Si donc on veut pouvoir penser la violence qui s’est emparée des jeunes, il importe d’aller trouver ses racines non pas dans une fascination directe pour la mort mais bien plutôt dans une fascination pour la violence, celle-ci permettant la toute puissance qui va satisfaire l’ego.

Il faut oser regarder cette vérité en face. Les jeunes qui se livrent à la violence délinquante ou bien encore à la violence terroriste sont le reflet d’un monde  qui croit que le culte de l’ego est neutre. Le culte de l’ego est barbare. On veut faire croire qu’il civilise. Il ne civilise pas. Il rend barbare.

En 1955, Nicholas Ray a sorti un film avec James Dean qui a eu beaucoup de succès à l’époque La fureur de vivre. Ce film mettait en scène des jeunes jouant avec la mort en se livrant à des duels par voiture interposée. Il s’agissait de mettre en compétition deux voitures roulant à toute vitesse l’une face à l’autre. Le premier  conducteur  qui déviait sa voiture afin d’éviter la collision avait perdu.  Quand on parle de fascination pour la mort, ce film en donne la démonstration.

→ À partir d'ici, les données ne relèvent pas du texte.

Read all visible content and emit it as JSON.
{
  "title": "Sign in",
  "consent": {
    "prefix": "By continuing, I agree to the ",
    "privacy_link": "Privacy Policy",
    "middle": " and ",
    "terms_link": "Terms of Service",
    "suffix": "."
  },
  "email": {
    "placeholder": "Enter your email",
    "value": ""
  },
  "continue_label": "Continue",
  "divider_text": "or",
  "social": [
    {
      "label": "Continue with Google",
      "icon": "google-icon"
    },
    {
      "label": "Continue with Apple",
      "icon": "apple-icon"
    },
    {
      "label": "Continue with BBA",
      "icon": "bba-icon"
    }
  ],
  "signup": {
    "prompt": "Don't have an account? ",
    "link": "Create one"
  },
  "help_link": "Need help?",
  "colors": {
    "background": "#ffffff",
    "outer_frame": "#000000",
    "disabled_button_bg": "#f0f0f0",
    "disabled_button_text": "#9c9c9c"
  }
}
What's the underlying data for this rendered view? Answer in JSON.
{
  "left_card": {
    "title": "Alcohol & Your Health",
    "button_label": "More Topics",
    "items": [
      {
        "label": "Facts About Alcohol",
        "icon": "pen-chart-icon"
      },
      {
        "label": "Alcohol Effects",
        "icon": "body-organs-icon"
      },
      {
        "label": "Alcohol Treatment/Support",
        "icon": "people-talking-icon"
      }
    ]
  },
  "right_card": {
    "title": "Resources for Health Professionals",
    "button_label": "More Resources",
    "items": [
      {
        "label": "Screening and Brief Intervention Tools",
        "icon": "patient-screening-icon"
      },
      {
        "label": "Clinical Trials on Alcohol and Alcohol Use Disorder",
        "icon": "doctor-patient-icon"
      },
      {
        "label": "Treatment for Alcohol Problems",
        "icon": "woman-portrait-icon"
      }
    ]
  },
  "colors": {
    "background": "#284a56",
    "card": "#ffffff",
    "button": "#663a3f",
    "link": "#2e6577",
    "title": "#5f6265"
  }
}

Lorsqu’on est fasciné par la mort, on est fasciné par le jeu avec la mort.  Comme James Dean dans La fureur de vivre, on est fasciné par la mise en  scène de la toute puissance du moi. Le film de Nicholas Ray a saisi le culte du moi dans le monde de l’après seconde guerre mondiale.  Non seulement on n’est pas sorti d’un tel culte, mais explosant depuis un certain nombre d’années,  il confronte la société contemporaine à se dérives aberrantes.